Even to the extent that’s true, that doesn’t seem to be the issue here.

OpenAI is acquiring Windsurf which is its most direct competitor.

True. Otherwise Anthropic would cut access to other code assistants too as they all compete with Claude Code.
They might still. Why not?

Illustrates a risk of building a product with these AI coding tools. If your developers don't know how to build applications without using AI, then you're at the mercy of the AI companies. You might come to work one day and find that accidentally or deliberately or as the result of a merger or acquisition that the tools you use are suddenly gone.

> If your developers don't know how to build applications without using AI, then you're at the mercy of the AI companies.

The same can be said if your developers don't know how to build applications:

- without using syntax highlighting ...

- without using autocomplete ...

- without using refactoring tools ...

- without using a debugger ...

Why do we not care about those? Because these are commodity features. LLMs are also a commodity now. Any company with a few GPUs and bandwidth can deploy the free DeepSeek or QwQ models and start competing with Anthropic/OpenAI. It may or may not be as good as Claude 4, but it won't be a catastrophe either.

Those examples are all either zero cost or "buy once, use forever." How is that an argument against outsourcing your core competency to third party in perpetuity?
It's an argument against the original argument:

> you're at the mercy of the AI companies

You are not at the mercy of anyone. There are capable, open models that are self-hostable. For example, JetBrains IDEs come with a free local model [1] that runs on your CPU, which is exactly "buy once, use forever". If you want a bit more oomph a consumer level Nvidia GPU or Apple Silicon is sufficient.
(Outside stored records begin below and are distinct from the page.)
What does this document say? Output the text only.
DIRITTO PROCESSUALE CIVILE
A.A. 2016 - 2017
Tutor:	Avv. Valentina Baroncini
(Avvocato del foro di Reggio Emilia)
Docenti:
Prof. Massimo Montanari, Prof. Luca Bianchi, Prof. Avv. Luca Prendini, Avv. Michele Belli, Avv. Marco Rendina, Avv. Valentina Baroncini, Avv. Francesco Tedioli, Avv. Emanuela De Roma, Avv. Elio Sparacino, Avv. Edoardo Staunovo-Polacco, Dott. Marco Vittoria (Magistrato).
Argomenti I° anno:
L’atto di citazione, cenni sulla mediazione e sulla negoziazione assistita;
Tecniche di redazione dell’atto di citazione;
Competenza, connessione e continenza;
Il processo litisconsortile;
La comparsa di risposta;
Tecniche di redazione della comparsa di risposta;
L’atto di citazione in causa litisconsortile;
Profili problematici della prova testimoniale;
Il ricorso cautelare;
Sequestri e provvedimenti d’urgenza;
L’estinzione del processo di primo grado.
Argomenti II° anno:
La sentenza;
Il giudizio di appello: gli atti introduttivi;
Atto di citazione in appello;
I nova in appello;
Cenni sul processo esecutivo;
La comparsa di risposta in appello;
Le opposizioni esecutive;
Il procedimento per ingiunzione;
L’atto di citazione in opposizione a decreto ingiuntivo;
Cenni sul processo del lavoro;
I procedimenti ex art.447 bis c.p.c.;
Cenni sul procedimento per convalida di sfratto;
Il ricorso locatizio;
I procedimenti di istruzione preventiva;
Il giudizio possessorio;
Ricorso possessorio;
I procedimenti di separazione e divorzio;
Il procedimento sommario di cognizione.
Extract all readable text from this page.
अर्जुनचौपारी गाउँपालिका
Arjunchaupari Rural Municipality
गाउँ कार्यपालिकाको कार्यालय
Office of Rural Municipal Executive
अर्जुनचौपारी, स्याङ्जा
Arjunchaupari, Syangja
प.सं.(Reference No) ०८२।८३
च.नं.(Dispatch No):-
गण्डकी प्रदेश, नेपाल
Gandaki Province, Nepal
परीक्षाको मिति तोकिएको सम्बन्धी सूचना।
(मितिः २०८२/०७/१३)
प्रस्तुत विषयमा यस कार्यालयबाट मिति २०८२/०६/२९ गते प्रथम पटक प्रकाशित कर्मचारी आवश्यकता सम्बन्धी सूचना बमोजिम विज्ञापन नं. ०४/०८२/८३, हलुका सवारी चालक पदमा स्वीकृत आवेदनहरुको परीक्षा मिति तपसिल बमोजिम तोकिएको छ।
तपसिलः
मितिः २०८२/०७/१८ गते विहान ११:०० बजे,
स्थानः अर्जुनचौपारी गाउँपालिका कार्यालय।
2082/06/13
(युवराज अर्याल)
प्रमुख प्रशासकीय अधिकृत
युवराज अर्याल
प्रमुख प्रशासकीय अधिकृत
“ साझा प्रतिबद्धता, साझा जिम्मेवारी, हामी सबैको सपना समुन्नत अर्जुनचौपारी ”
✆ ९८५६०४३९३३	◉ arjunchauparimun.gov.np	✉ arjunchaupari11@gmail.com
> outsourcing your core competency to third party

I don't think my core competency is remembering obscure syntax, or being able to perform repetitive tasks. But if that's true, then I'm screwed anyway. My employer can simply pay an AI company 100 bucks a month and fire me. My own resistance against using LLMs won't change anything. The only logical thing to do would be to accept that my core competency is no longer valuable, and find another core competency.

[1] https://www.jetbrains.com/junie/

This is true of any SaaS vendor
I 100% agree with you except your framing makes it sound like the model providers are doing something wrong.

If I spend a ton of money money making the most amazing ceramic dinner plates ever and sell them to distributors for $10 each, and one distributor strikes gold in a market selling them at $100/plate, despite adding no value beyond distribution… hell yeah I’m cutting them off and selling direct.

I don’t really understand how it’s possible to see that in moral terms, let alone with the low-value partner somehow a victim.

I don’t think it is at all clear that Windsurf adds zero value. Why do you think this is a helpful analogy?
The analogy is a bit like this. Imagine that there are 100 ceramic dinner plates for $6 each. Now someone comes in and buys them from you for $5 each - undercutting your margin. Then a 3rd company comes in and literally eats your lunch on your own ceramic dinner plates. The moral of the story is any story involving ceramic dinner plates is a good one, regardless of the utility of any analogy.
Or AWS, and AWS managed services v.s. other managed services on top of AWS.